Samuel Grand naquit le 22 décembre 1838. Il n’avait pas encore 8 ans à la mort de sa mère ; son petit frère et compagnon de jeu, Benjamin n’en avait que 4. Il en avait 10 lorsque son père se remaria. Nous savons peu de chose de son enfance. Ses frères et sœurs, sa belle-mère aussi, lui ont gardé la plus vive affection. Je n’ai jamais entendu personne relever la moindre chose à son désavantage. Seul son père, dans une lettre écrite la dernière année de sa vie, se plaint de ce qu’il écrit trop peu souvent. Il fréquenta le Collège de Vevey, se lia d’amitié avec Samuel Mach et c’est avec lui qu’il alla, à l’âge de 15 ans à Heilbronn où il apprit l’allemand. C’est son père qui y conduisit les deux jeunes enfants.

Il fit un apprentissage d’horloger à Sainte-Croix chez un « Fritz Piguet » où, plus tard, il fit faire la montre en or qu’il offrit à sa fiancée. Cette profession ne répondant probablement pas à ses goûts, il alla à la Bâtie s/Versoix comme commis de bureau de M. François Guex, directeur d’une fabrique de papier. Celui-ci recevait parfois la visite d’une nièce de La Chaux, Marie Guex. Inutile de dire qu’elle plut au jeune Samuel. A qui n’aurait-elle pas plu ! Le 25 mars 1866, ils se fiancèrent et le 25 septembre de la même année, ils se marièrent à Morges.

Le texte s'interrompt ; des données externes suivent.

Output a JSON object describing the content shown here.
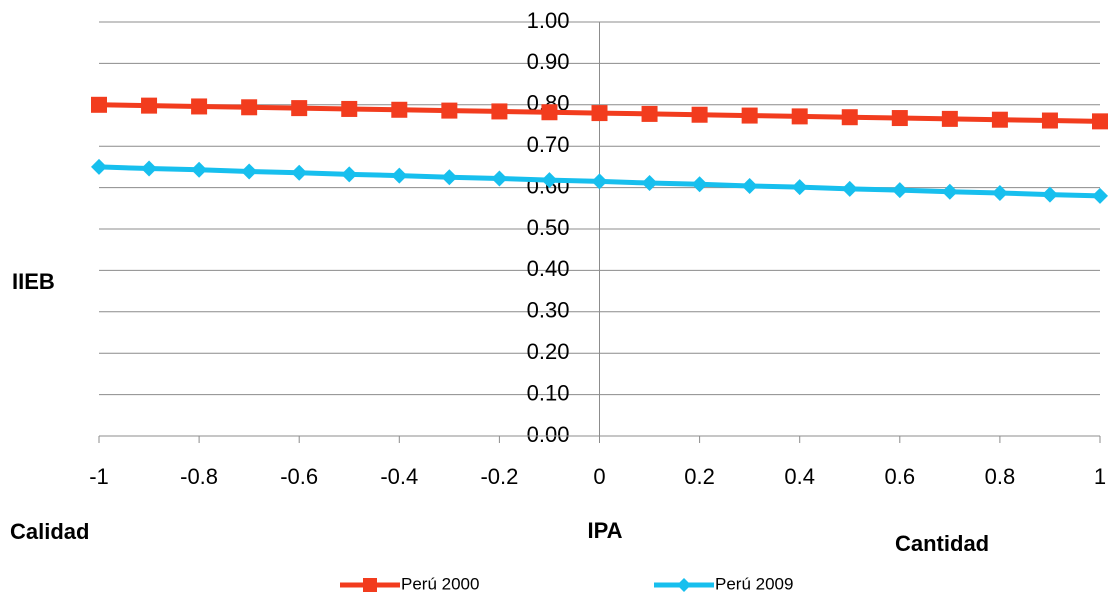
{
  "chart_data": {
    "type": "line",
    "xlabel": "IPA",
    "ylabel": "IIEB",
    "annotations": [
      "Calidad",
      "Cantidad"
    ],
    "x": [
      -1,
      -0.9,
      -0.8,
      -0.7,
      -0.6,
      -0.5,
      -0.4,
      -0.3,
      -0.2,
      -0.1,
      0,
      0.1,
      0.2,
      0.3,
      0.4,
      0.5,
      0.6,
      0.7,
      0.8,
      0.9,
      1
    ],
    "series": [
      {
        "name": "Perú  2000",
        "color": "#f23c1e",
        "marker": "square",
        "values": [
          0.8,
          0.798,
          0.796,
          0.794,
          0.792,
          0.79,
          0.788,
          0.786,
          0.784,
          0.782,
          0.78,
          0.778,
          0.776,
          0.774,
          0.772,
          0.77,
          0.768,
          0.766,
          0.764,
          0.762,
          0.76
        ]
      },
      {
        "name": "Perú 2009",
        "color": "#17bfee",
        "marker": "diamond",
        "values": [
          0.65,
          0.646,
          0.643,
          0.639,
          0.636,
          0.632,
          0.629,
          0.625,
          0.622,
          0.618,
          0.615,
          0.611,
          0.608,
          0.604,
          0.601,
          0.597,
          0.594,
          0.59,
          0.587,
          0.583,
          0.58
        ]
      }
    ],
    "xlim": [
      -1,
      1
    ],
    "xticks": [
      -1,
      -0.8,
      -0.6,
      -0.4,
      -0.2,
      0,
      0.2,
      0.4,
      0.6,
      0.8,
      1
    ],
    "ylim": [
      0,
      1
    ],
    "yticks": [
      {
        "value": 0,
        "label": "0.00"
      },
      {
        "value": 0.1,
        "label": "0.10"
      },
      {
        "value": 0.2,
        "label": "0.20"
      },
      {
        "value": 0.3,
        "label": "0.30"
      },
      {
        "value": 0.4,
        "label": "0.40"
      },
      {
        "value": 0.5,
        "label": "0.50"
      },
      {
        "value": 0.6,
        "label": "0.60"
      },
      {
        "value": 0.7,
        "label": "0.70"
      },
      {
        "value": 0.8,
        "label": "0.80"
      },
      {
        "value": 0.9,
        "label": "0.90"
      },
      {
        "value": 1,
        "label": "1.00"
      }
    ],
    "grid": true,
    "legend": "bottom"
  }
}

Le bâtiment de la société des Papeteries réunies et la maison Roess, vers 1890 - APV

Ils firent un tour de noce magnifique pour l’époque : Chamonix, la Mer de glace, le Mauvais pas. Notre mère nous en a souvent parlé : deux dessins en couleur nous le rappellent. C’est sur la Mer de glace que maman perdit une boucle d’oreille en corail rose que son fiancé lui avait offerte ; elle n’osa jamais le lui dire. C’était un fiancé très tendre, comme il fut ensuite le meilleur des maris. Rien n’était assez beau ni assez bon pour sa chère Marie. Ses ressources devaient être fort modestes mais il lui offrit des cadeaux qu’aujourd’hui encore on peut trouver fort beaux : des broches et boutons de manchettes, une autre qu’elle a portée toutes les dernières années de sa vie. Son châle de noce, un châle tapis qu’elle ne porta que quelques fois car la mode en passa, etc., etc…

Pendant les années qui ont précédé son mariage, notre père doit avoir beaucoup lu et étudié. Toute une caisse de livre et qui dataient d’alors, en font foi. Et plus tard, il garda toujours un intérêt très vif pour les choses de l’esprit. Nous avions le sentiment qu’il était renseigné sur tout et qu’il aurait répondu à tout. « On demandera à papa » disions-nous quand nous étions embarrassés. Il avait une intelligence bien supérieure à son modeste travail mais je ne l’ai jamais entendu regretter de n’avoir « pas fait mieux ».

Je l’ai toujours vu mettre ses connaissances, son jugement, son bon sens et son grand cœur au service des autres. Il était à la fois gai, doux, ferme, intelligent et bon. Je n’ai pour ma part jamais rencontré un homme qui m’ait paru aussi parfaitement bon et bien équilibré sous tous les rapports.

Mais nous en sommes en 1866 seulement. Le jeune couple habita d’abord près de « chez les Roess » une modeste maison où nous sommes nés tous les trois, Marie dans une rose rouge, naturellement, Fanny dans un vulgaire chou. Je l’ai toujours un peu jalousée de sa poétique origine, de son joli nom et de sa gentille figure.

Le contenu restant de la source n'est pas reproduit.